Obviously, any procedure that you decide to carry out has to be undertaken following all the public health guidelines and rules around which business premises can be open.

This is a stressful process at the best of times and with all the other stresses and concerns that employees may currently be facing, it is vital that employers give serious consideration to the health and wellbeing of the employees involved before deciding on whether or not to proceed at this time.

Discuss your thoughts with all involved and explain your decision and the reasons for it to everyone.

If an employee is on furlough leave they can still take part in a disciplinary or grievance investigation or hearing, providing they are doing it out of their own choice, ie voluntarily and it takes place in line with the current public health guidelines if:
  • they are required to be interviewed as part of an investigation in a disciplinary matter
  • they have raised a grievance
  • they are chairing a disciplinary or grievance hearing
  • they are acting as note taker
  • they are a witness
  • they have been chosen by a colleague to accompany them at a hearing.
In workplaces that are open, the meeting can take place provided it is a safe place in terms of social distancing and there is privacy.

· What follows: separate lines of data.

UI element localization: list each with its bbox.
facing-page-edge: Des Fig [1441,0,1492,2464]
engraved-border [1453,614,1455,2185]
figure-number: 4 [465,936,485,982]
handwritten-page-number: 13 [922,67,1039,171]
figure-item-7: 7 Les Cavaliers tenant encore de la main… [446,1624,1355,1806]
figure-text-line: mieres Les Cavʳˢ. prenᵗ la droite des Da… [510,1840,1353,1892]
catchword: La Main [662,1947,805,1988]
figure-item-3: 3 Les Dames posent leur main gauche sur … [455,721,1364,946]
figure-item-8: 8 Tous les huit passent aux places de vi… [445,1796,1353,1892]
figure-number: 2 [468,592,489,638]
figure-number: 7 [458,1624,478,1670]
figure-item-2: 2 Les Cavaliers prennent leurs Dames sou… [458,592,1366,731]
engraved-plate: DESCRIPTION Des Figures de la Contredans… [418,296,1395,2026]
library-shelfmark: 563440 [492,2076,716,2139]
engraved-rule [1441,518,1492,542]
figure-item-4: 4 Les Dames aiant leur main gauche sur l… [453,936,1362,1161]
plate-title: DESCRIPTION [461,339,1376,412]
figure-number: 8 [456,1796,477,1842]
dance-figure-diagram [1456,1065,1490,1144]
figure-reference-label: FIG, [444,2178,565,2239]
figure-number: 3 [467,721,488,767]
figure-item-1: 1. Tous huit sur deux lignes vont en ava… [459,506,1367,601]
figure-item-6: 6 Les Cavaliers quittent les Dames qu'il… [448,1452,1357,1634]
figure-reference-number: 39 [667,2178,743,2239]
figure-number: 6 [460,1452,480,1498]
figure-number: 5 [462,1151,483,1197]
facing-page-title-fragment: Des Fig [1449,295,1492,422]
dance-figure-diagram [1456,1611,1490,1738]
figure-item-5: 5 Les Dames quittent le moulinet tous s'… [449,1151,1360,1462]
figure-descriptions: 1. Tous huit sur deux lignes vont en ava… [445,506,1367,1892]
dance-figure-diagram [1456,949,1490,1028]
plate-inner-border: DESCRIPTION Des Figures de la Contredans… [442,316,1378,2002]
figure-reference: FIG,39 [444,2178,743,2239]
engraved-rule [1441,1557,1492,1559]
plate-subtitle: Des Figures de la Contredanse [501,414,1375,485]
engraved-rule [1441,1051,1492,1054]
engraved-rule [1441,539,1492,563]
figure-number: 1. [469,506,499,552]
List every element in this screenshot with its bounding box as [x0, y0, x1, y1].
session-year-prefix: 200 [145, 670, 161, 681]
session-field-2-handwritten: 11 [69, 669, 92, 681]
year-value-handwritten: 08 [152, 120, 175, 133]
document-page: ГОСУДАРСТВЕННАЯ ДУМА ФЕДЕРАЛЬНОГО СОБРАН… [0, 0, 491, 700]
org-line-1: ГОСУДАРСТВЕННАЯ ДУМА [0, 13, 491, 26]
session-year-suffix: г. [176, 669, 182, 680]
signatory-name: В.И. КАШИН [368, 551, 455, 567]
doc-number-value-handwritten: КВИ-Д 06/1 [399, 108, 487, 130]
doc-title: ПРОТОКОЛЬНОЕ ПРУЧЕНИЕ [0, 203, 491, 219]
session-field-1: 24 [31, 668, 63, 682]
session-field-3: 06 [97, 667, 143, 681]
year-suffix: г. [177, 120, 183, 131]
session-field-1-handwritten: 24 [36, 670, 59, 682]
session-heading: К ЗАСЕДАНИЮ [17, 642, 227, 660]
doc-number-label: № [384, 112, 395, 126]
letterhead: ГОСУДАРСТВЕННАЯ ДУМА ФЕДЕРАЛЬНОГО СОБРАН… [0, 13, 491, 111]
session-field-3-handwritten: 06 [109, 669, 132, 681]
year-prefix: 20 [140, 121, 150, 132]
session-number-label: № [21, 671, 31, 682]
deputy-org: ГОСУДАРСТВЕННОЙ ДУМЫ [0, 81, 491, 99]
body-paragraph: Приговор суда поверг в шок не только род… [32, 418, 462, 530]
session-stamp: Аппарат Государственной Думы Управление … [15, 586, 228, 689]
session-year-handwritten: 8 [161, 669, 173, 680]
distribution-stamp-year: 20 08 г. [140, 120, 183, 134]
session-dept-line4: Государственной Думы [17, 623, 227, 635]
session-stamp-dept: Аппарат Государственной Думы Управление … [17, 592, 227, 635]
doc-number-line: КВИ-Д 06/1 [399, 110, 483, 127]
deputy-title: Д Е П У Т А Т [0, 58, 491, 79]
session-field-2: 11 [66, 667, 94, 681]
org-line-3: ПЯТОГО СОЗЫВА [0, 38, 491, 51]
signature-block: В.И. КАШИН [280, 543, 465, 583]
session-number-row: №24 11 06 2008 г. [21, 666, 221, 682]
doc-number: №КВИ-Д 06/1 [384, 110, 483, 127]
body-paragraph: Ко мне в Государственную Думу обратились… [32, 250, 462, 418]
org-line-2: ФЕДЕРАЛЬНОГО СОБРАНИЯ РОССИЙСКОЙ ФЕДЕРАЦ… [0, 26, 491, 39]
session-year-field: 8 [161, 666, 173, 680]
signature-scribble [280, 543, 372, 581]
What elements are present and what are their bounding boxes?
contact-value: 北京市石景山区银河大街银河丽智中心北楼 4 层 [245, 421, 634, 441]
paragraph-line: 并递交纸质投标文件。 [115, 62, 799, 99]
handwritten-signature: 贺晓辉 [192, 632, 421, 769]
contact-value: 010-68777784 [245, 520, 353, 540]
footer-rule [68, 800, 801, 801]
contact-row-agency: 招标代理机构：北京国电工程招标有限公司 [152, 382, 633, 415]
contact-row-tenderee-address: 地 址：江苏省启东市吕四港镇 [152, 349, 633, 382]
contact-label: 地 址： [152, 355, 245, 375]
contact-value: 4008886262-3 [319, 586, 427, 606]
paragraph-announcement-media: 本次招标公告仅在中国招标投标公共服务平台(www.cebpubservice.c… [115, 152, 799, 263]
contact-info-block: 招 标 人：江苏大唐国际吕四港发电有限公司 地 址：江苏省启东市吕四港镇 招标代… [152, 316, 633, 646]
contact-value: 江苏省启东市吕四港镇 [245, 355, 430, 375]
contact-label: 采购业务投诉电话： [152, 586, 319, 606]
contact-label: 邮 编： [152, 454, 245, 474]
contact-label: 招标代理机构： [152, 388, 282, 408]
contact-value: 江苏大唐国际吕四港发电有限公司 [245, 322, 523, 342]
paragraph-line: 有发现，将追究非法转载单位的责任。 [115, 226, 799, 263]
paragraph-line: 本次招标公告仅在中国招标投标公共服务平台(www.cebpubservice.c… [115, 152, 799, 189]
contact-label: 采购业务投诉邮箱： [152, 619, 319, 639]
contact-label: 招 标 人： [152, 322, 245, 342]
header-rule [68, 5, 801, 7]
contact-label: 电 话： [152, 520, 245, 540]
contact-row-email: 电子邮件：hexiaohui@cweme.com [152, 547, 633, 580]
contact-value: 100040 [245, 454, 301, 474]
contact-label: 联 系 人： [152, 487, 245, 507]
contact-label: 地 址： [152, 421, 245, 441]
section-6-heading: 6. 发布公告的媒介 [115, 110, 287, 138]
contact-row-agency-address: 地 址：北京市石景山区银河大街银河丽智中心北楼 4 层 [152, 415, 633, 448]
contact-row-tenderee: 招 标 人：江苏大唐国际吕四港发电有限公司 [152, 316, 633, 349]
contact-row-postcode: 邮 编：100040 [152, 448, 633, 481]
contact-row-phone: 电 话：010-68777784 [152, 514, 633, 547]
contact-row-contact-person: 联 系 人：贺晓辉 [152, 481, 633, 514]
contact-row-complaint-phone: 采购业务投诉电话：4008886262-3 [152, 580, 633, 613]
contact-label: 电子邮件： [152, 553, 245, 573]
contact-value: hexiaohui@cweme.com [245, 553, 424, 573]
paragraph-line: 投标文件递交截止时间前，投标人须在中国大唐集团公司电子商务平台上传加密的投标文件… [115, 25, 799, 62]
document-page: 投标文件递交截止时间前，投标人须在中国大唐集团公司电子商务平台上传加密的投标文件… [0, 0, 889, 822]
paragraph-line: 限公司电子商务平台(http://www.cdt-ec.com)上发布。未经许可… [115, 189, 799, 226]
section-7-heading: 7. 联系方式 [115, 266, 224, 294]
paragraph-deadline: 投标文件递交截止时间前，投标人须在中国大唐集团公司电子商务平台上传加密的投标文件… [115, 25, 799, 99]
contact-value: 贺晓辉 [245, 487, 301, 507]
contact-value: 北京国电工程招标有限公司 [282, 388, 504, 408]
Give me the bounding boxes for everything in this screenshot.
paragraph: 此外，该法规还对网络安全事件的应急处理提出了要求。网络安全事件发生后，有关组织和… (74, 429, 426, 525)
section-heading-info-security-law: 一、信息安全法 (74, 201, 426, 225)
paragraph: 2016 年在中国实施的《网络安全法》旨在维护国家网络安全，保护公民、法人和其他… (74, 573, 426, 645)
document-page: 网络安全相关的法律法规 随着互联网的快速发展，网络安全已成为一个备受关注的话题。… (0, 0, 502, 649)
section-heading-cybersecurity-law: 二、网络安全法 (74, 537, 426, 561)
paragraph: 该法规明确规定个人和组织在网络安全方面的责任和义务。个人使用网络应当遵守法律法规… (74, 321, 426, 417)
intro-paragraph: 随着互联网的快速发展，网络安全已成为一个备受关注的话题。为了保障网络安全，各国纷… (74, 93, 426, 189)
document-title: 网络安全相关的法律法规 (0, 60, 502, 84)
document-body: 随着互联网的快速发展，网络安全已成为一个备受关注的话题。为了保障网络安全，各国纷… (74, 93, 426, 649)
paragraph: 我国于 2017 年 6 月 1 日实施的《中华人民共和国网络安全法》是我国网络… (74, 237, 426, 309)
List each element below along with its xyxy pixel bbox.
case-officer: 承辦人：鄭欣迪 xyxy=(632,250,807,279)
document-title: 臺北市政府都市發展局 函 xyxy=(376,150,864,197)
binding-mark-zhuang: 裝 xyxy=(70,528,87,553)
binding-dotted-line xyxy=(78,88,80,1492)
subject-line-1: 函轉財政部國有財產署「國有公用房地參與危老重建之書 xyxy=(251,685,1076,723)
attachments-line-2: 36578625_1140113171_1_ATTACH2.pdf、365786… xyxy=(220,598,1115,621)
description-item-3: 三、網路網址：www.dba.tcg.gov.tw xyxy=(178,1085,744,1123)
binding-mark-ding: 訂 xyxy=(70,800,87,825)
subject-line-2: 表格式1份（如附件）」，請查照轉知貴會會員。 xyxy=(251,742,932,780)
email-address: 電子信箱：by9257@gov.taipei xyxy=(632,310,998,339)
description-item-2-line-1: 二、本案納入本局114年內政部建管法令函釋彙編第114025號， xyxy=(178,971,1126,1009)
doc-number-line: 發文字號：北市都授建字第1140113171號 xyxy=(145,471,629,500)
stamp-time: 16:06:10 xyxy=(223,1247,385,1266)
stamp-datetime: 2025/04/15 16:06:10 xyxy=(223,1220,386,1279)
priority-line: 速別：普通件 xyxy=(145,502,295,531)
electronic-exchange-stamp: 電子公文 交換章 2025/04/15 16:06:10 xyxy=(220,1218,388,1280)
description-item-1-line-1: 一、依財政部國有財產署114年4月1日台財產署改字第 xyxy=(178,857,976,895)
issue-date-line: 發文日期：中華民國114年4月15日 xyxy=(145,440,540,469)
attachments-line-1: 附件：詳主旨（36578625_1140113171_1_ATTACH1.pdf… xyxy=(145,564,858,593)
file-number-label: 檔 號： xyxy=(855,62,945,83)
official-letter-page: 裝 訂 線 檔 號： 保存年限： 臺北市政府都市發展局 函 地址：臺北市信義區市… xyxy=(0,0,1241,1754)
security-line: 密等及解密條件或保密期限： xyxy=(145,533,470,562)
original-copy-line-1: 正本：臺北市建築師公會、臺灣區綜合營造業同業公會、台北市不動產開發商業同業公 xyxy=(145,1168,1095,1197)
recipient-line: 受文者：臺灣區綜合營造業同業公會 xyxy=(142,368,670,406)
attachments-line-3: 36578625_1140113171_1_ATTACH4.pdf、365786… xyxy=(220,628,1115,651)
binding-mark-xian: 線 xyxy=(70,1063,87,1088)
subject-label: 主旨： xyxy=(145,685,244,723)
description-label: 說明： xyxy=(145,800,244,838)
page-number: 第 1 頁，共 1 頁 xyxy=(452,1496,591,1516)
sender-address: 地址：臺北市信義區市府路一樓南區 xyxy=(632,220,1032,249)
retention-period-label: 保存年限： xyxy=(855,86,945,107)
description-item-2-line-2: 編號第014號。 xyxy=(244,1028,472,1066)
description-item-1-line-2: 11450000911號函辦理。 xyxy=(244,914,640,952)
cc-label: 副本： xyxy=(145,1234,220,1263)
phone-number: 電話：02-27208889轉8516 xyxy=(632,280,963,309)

For people working from home or on furlough, employers should consider the specific circumstances of the individual. Do they have the facilities at home for a telephone or video conference meeting in terms of a suitably private room, internet connection and IT equipment to enable the procedure to take place in a fair and reasonable way.

The right to be accompanied will still apply so arrangements must be made to enable that.

Does this really have to happen now or could it wait?